Here’s a play that came into being with no set outcome in mind, for a change. Born out of improvisation sessions, the comedy A Structured Panic  created by the four actors and their director from Linacre comes in bits and pieces, deals with a little bit of everything but makes sense if you enjoy a good laugh  and don’t take life nor drama too seriously.

When the lights are switched off, and some last chatters are still audible from the tiers, disharmonious notes from a guitar jingle to us, the audience, from somewhere in the darkness  and thus leave us from the start with a big question mark that will stay with us throughout the play. 
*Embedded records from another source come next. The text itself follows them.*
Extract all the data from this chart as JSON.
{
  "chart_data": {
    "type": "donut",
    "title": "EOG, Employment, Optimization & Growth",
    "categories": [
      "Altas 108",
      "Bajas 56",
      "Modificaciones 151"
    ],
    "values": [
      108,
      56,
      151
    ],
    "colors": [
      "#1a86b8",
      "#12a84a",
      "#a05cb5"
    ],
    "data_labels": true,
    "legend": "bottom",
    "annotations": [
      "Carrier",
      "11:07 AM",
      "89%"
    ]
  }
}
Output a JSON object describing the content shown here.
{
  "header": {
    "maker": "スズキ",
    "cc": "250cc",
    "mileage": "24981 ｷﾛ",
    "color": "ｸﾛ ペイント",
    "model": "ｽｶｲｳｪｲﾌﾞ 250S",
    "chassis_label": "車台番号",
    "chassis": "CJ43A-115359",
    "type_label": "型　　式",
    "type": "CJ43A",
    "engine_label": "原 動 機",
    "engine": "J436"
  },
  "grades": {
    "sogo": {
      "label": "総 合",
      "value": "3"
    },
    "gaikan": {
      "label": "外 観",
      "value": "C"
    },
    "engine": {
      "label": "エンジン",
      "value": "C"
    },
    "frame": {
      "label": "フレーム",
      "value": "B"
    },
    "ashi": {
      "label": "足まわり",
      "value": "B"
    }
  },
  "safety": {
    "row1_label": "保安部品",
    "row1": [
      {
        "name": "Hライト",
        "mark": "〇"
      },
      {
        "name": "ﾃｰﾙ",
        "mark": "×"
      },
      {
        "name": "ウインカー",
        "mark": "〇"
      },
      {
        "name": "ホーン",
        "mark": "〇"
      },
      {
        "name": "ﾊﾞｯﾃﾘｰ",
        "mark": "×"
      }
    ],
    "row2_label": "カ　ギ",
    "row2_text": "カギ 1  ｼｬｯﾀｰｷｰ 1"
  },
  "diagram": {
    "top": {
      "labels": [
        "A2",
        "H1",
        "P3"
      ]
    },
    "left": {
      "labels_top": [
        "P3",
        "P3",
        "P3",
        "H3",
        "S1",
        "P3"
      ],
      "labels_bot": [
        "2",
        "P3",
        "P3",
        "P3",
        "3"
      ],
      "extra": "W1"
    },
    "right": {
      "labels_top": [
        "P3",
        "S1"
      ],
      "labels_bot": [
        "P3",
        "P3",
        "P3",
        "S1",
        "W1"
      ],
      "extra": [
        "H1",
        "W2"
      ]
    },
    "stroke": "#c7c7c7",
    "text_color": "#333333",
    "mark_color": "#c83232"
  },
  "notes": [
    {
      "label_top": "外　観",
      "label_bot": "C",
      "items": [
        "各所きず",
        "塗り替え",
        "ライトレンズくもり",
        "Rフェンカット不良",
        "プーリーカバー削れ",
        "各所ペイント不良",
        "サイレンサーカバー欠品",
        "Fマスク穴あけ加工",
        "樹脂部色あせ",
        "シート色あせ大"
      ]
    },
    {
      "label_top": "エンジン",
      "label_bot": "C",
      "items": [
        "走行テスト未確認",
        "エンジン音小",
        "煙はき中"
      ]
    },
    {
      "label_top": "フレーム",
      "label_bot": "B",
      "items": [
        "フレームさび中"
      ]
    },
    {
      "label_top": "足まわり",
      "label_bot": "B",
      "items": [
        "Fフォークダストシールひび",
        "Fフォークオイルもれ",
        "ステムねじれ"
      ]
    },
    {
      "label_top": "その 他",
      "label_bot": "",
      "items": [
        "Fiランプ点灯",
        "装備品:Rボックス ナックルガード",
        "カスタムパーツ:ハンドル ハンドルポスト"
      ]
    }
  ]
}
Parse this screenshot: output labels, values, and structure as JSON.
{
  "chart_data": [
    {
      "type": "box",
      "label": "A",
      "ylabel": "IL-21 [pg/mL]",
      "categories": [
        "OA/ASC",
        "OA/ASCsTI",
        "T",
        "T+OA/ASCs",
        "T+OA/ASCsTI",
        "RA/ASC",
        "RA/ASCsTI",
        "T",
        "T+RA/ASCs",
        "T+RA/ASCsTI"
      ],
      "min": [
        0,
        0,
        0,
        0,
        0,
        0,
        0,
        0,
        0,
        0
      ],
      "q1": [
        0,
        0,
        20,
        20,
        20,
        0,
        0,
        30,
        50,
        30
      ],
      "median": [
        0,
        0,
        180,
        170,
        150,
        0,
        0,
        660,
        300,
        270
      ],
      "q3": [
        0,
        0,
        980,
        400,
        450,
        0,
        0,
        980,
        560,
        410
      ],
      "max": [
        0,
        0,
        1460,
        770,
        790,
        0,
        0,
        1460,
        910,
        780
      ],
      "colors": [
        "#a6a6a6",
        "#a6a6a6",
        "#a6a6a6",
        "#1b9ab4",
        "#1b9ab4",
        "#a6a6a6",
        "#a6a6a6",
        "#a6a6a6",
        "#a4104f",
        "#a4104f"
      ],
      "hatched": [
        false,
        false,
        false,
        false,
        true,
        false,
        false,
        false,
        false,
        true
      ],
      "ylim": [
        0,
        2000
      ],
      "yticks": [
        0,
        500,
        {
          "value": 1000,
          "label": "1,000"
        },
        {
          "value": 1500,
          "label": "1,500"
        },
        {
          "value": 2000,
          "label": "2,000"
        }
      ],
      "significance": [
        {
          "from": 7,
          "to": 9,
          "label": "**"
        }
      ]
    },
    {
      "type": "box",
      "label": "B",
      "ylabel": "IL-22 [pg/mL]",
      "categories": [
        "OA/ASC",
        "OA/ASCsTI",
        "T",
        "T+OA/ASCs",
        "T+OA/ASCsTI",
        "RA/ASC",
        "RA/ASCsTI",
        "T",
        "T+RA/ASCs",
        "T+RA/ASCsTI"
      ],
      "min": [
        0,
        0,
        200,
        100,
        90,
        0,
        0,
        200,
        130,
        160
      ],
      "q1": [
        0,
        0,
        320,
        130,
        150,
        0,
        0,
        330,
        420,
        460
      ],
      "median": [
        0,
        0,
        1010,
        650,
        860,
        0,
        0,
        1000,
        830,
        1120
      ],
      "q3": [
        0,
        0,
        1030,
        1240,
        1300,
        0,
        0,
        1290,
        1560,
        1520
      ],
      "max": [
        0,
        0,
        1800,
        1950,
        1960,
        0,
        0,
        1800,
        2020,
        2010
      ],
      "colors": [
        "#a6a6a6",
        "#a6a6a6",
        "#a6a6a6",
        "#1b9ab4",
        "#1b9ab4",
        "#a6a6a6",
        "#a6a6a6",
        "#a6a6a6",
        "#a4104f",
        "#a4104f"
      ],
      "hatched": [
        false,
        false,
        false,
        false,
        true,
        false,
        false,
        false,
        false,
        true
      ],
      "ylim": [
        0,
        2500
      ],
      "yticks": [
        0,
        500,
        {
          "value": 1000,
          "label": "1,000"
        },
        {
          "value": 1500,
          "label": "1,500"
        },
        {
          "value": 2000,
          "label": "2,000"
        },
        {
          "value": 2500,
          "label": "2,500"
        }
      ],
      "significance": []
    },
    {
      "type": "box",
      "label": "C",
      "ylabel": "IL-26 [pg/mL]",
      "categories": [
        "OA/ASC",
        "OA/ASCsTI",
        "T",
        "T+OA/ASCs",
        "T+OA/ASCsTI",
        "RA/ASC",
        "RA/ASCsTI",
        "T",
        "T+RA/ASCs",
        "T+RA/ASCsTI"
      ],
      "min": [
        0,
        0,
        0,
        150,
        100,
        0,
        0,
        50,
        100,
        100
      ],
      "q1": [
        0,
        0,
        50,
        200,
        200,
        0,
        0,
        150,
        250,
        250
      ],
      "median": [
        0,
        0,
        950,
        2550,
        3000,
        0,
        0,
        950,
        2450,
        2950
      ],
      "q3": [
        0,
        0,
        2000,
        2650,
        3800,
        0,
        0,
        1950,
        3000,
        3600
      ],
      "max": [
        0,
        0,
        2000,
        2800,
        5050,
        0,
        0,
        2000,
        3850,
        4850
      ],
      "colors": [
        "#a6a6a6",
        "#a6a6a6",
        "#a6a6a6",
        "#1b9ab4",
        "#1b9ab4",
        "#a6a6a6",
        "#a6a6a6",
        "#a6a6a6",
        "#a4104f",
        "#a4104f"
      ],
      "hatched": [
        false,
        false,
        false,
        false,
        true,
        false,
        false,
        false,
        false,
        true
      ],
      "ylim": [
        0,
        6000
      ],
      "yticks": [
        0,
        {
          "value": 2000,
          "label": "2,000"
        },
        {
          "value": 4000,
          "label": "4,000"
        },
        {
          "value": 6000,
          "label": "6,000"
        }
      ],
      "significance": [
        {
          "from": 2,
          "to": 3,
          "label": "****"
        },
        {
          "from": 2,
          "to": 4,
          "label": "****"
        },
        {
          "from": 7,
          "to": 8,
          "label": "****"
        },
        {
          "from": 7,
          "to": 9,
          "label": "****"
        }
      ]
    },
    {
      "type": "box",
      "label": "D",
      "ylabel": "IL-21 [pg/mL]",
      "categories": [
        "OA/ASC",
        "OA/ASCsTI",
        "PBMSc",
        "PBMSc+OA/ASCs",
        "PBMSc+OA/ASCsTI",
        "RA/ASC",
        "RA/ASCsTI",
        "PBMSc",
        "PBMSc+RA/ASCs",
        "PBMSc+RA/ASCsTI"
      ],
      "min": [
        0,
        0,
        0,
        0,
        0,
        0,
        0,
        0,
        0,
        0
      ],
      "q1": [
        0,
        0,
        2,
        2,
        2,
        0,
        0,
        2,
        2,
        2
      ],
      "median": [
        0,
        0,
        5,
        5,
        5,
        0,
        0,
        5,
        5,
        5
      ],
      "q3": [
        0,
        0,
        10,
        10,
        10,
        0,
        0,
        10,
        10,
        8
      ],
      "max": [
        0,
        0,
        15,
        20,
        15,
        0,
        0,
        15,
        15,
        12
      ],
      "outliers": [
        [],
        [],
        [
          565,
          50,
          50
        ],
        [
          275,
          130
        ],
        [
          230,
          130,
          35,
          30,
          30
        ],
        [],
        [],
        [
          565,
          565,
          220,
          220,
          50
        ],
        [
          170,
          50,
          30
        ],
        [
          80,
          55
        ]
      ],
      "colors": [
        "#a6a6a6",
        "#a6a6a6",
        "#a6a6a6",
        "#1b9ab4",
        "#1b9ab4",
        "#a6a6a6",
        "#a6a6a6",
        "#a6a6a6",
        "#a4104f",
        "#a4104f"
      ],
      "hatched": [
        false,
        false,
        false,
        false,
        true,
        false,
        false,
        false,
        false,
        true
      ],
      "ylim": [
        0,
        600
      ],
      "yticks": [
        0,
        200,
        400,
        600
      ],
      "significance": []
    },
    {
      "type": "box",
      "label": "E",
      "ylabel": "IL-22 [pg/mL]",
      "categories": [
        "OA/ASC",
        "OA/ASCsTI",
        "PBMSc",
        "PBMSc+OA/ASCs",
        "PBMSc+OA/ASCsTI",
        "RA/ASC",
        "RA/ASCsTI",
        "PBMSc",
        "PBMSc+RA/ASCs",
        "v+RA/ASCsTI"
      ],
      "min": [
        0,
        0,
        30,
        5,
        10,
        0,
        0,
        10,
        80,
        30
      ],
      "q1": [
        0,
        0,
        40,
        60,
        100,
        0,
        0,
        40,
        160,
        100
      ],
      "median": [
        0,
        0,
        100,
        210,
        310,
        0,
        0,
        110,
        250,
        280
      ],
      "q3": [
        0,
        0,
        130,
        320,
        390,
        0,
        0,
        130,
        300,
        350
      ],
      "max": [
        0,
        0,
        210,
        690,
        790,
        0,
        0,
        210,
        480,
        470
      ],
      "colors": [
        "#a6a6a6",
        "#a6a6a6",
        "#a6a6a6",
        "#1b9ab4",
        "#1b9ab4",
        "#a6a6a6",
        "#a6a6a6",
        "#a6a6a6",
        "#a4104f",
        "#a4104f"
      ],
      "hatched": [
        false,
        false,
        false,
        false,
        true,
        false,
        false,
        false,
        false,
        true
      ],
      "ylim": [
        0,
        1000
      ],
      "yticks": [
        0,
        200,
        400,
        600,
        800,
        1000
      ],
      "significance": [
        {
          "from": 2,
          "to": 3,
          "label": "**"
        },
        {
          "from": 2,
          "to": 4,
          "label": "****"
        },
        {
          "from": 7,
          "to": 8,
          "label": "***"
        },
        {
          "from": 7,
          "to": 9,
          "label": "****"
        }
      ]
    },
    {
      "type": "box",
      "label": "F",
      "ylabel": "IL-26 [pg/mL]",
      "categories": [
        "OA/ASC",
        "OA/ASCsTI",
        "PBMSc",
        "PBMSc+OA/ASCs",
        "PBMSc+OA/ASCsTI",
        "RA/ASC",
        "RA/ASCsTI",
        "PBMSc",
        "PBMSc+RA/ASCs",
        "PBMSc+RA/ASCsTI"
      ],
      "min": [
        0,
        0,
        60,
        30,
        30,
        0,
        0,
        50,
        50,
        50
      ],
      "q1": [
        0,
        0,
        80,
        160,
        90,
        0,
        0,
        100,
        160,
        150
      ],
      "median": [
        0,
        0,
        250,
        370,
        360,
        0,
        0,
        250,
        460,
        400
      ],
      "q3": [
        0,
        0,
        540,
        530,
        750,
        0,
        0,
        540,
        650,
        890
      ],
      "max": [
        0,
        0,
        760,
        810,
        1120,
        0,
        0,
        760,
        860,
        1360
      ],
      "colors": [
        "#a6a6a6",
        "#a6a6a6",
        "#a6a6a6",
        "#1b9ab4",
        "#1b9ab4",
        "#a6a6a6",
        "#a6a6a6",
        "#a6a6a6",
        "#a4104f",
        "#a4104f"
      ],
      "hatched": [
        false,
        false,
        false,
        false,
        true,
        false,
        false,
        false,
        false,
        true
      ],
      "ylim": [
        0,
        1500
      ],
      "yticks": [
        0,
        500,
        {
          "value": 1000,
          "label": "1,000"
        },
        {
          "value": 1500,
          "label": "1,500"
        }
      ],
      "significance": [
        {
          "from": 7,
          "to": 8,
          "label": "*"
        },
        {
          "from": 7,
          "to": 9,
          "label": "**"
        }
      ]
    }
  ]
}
When the lights are switched on again, we are faced with four characters, each of them peculiar in their own right. They seem to be working in a perfume company, and take us through the ordinary odyssee of a business man or woman’s life: the secretary’s seductive advances towards her boss, the boss’ sleazy dispatch of the job applicant, the dreams and hopes of an employee in the lower third of the hierarchy all look familiar.

Then there’s another layer: the four stylised characters have, strangely enough, animal names, and as it dawns on the spectator after a while, the characters operating in the human structure of the company office are in fact animals that have survived the big Flood in the safety of the Arch, and have now gone on to normal life and work again.

The experience has been traumatizing for all of them, though, as they vividly manifest during various ‘meditative therapy’ sessions. As the secretary and ‘Peacock’, played by Philly Howarth, bursts out in tears declaring that make-up is her ‘real, unimaginery problem’, or as Samuel Elliott, acting exceptionally well as Lama a.k.a. unconfident job applicant, dreams of being a Zebra, or as Becky Hancock as the Hedgehog/employee feels unloved and all prickly, or, finally, as Aidan Robinson as the boss and Badger has a coming out when he confesses really being a skunk, it is clear that these guys know their acting.  

There were slips of the tongue, there was nervousness, but they may be blamed on the frequent changes to the play throughout its preparation (there have even been modifications a couple of hours before the staging of the play). There was the fragmentary, rather confusing structure of the play (a sequence of scenes interrupted by darkness and guitar playing), there was a jigsaw of issues tackled (such as identity and the professional world), but it’s not like they didn’t warn us from the start by calling their piece A Structured Panic. Splendid acting, engaging humour, and a variety of day-to-day aches and pains, but to come back to my initial advice: not to be taken too seriously.